Skip to main content

An open library for flexible simplified-traditional Chinese text conversion.

Project description

STS 簡繁祕書

STS (Simplified-Traditional Secretary) is an open library for flexible simplified-traditional Chinese text conversion.
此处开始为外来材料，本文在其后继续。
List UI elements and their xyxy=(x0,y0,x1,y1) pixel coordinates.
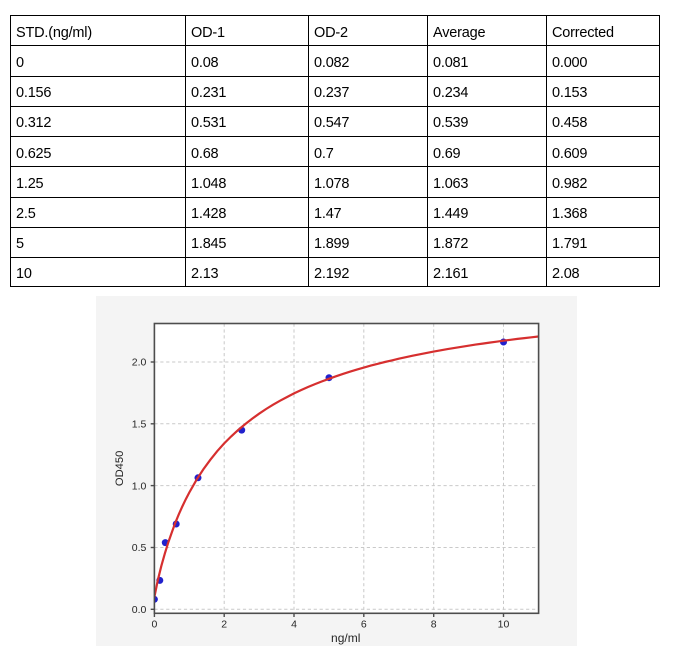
svg-text:ng/ml: ng/ml xyxy=(331,631,360,645)
svg-text:1.0: 1.0 xyxy=(132,480,147,492)
svg-text:6: 6 xyxy=(361,618,367,630)
svg-text:8: 8 xyxy=(431,618,437,630)
svg-text:2: 2 xyxy=(221,618,227,630)
svg-text:4: 4 xyxy=(291,618,297,630)
svg-text:0.5: 0.5 xyxy=(132,542,147,554)
svg-text:OD450: OD450 xyxy=(114,451,126,486)
svg-text:1.5: 1.5 xyxy=(132,419,147,431)
svg-text:0.0: 0.0 xyxy=(132,604,147,616)
svg-text:2.0: 2.0 xyxy=(132,357,147,369)
svg-text:10: 10 xyxy=(498,618,510,630)
svg-text:0: 0 xyxy=(151,618,157,630)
簡繁祕書是開源、輕巧、有彈性的中文簡繁轉換工具,也支援異體字轉換及地區慣用詞轉換。

Features 特色

  • 使用與 OpenCC 格式相容的詞典檔。此外亦支援 JSON 或 YAML 格式的詞典檔。
  • 可「並聯」或「串聯」組合多個詞典檔作為轉換方案,並預先儲存成單一詞典檔以加速載入。詞典檔更新時也會自動重新生成組合詞典。
  • 簡繁對應、異體字對應、地區慣用詞對應等不同的對應關係皆區分至不同的詞典檔。
  • 詞典及配置檔與程式本體分離,可自由修改、擴充。
  • 支援一對多轉換,轉換結果可輸出為純文字、HTML、JSON 等格式。
  • 支援 Unicode 組合字,例如「⿰虫鬼」視為一個字,不會因為詞典有「虫=>蟲」而被轉為「⿰蟲鬼」。
  • 支援用正規表示式略過特定文字的轉換。
  • 支援編碼轉換,可自訂輸入及輸出檔案的字元編碼。

Usage 使用

Installation 安裝

安裝 Python >= 3.7 (官網),然後在命令列輸入以下指令安裝(或升級至)最新版本:

pip install -U sts-lib

若要支援 YAML 格式,須額外安裝 PyYAML 套件,或改用以下指令安裝:

pip install -U sts-lib[yaml]

Command Line

  • sts --helpsts COMMAND --help 檢視可用指令的詳細說明文檔。
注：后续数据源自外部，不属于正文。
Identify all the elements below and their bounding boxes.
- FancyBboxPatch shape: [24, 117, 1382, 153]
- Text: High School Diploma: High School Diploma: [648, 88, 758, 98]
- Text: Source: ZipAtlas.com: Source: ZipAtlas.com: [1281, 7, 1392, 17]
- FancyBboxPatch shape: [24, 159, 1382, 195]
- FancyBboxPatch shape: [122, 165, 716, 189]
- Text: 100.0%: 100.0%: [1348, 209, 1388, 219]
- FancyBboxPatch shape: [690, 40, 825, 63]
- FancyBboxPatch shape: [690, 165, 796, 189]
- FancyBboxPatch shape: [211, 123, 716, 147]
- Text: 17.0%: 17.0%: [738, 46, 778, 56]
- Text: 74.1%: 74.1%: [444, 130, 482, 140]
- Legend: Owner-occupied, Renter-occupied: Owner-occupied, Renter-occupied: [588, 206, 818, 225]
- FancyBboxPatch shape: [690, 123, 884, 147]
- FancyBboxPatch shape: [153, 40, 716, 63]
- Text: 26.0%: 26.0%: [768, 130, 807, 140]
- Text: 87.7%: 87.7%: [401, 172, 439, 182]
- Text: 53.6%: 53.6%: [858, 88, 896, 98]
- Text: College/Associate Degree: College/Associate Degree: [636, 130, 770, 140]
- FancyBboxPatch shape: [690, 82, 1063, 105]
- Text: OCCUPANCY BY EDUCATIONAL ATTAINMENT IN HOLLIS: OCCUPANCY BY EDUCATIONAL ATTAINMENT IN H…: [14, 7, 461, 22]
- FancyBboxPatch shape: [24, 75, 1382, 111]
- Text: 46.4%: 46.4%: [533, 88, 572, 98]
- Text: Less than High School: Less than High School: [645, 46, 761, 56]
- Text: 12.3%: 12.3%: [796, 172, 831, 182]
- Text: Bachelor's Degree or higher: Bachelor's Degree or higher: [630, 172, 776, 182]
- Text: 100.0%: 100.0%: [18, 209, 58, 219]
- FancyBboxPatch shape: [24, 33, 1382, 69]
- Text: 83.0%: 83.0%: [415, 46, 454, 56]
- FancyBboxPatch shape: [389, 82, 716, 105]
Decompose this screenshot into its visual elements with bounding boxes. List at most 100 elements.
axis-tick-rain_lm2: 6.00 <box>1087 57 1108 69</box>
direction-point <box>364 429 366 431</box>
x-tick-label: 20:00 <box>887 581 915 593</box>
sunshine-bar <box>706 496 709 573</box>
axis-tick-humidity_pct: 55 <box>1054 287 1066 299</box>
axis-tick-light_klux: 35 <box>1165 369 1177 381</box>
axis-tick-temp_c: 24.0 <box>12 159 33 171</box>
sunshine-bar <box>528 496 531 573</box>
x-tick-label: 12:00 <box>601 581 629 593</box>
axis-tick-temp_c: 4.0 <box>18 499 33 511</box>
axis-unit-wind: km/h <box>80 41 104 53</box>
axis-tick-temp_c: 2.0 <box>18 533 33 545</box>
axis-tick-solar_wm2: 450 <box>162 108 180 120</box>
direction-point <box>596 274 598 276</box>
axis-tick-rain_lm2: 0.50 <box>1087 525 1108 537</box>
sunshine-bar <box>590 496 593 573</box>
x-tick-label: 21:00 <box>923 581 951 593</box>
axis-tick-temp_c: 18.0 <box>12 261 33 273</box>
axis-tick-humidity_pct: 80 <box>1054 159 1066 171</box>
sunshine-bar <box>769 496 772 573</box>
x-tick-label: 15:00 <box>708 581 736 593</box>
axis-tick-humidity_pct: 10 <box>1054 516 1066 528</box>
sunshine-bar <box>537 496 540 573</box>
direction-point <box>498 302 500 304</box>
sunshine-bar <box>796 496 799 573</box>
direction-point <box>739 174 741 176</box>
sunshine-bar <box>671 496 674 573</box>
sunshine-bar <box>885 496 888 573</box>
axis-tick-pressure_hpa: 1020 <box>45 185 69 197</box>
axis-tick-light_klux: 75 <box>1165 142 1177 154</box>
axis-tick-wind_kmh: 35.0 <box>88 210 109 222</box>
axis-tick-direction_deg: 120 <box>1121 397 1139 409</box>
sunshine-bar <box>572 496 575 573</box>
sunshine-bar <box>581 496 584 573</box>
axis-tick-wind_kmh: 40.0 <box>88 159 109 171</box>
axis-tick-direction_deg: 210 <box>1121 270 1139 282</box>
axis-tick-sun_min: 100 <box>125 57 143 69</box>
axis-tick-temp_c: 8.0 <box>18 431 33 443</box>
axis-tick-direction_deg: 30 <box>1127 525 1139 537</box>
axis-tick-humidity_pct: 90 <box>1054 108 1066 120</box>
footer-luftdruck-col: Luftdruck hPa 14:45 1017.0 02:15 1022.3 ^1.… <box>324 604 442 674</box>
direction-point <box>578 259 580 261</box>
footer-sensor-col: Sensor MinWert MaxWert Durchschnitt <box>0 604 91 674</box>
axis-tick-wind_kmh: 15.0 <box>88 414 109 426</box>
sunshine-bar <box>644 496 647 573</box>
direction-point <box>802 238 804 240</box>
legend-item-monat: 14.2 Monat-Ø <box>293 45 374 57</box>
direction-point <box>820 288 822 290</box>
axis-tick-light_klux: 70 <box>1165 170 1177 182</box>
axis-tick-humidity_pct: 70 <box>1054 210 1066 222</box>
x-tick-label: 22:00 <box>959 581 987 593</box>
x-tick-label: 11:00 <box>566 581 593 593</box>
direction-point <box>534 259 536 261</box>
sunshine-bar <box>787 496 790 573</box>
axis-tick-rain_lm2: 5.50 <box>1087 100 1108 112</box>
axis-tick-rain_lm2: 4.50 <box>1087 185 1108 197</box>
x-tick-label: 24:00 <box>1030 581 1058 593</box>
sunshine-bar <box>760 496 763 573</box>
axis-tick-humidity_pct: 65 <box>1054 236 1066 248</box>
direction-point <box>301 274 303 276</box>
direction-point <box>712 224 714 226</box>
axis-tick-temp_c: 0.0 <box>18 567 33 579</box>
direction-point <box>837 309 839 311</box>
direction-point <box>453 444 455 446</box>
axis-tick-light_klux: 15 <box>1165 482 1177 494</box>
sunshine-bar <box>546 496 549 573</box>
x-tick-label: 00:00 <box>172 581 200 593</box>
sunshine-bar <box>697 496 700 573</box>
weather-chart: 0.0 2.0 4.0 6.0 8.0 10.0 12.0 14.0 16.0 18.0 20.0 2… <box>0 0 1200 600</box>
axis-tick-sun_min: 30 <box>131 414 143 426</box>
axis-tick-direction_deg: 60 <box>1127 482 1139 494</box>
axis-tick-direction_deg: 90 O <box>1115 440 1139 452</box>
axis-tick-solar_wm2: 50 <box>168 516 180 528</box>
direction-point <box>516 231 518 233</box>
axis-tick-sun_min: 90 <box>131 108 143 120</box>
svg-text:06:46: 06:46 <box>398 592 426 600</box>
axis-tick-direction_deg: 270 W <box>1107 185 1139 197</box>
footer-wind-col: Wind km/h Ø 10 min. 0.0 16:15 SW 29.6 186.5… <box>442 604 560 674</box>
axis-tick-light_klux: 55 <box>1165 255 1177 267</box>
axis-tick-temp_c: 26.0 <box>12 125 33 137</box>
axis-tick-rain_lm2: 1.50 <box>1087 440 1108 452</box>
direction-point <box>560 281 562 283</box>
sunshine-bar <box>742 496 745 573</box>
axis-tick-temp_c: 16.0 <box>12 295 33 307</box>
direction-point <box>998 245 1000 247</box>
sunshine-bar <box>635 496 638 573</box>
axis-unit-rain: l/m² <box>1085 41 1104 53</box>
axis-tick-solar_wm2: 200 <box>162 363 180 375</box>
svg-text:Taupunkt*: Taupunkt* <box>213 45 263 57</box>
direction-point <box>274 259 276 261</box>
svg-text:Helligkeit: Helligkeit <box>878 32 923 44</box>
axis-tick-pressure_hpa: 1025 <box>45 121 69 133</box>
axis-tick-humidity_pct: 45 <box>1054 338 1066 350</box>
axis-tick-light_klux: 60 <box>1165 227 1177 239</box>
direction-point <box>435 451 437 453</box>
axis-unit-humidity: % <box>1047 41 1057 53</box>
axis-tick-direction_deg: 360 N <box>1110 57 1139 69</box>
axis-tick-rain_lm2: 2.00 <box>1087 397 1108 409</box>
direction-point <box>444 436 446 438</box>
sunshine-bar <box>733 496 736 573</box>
  • sts convert [OPTIONs] [file ...] 執行簡繁轉換:

    • file 為一或多個欲轉換的檔案。(省略則讀取標準輸入 STDIN)
    • -c CONFIG 指定配置檔,可為內建配置檔名稱或自製配置檔(JSON 或 YAML)的路徑。可用的內建配置檔詳見 sts/data/config 目錄,可簡寫,例如可輸入 s2t 代表使用 sts/data/config/s2t.json
    • -f FORMAT 指定輸出格式,可用格式如下:
      • txt:純文字,適合一般使用。
      • txtm:純文字加轉換標示。
      • html:加上 HTML 標記的文本,可嵌入至網頁應用程式做互動式校對。
      • htmlpage:加入 HTML 樣式的網頁,可直接開啟做互動式校對。
      • json:以 JSON 格式表示轉換輸出,可用其他程式進一步解析處理。
    • --exclude PATTERN 指定用於忽略簡繁轉換的正規表示式。有指定 return(或 return1, return2, ... 等)子群組時會取代為子群組的值。
      • 例如 sts convert -c s2twp --exclude "「.*?」" 會把 「程序」正义 轉換為 「程序」正義
      • 例如 sts convert -c s2twp --exclude "-{(?P<return>.*?)}-" 會把 -{程序}-正义 轉換為 程序正義
    • --in-enc ENCODING 指定輸入編碼。可用編碼參見這裡
    • --out-enc ENCODING 指定輸出編碼。可用編碼參見這裡
    • -o OUTPUT 可重覆多次,指定對應輸入檔案轉換結果的輸出路徑。(無對應者輸出至原檔)
    • --stdout 將所有轉換結果輸出至標準輸出 STDOUT。

Python

from sts import StsMaker, StsConverter

# generate a dictionary file from a config and get its path
dictfile = StsMaker().make('s2t', quiet=True)

# initialize a converter from the dictionary file
converter = StsConverter(dictfile)

# perform conversion for a string
converter.convert_text('汉字', format='txt', exclude=None)  # 漢字

# perform conversion for a file (None for stdin/stdout)
converter.convert_file(input=None, output=None
                       input_encoding='UTF-8', output_encoding='UTF-8',
                       format='txt', exclude=None)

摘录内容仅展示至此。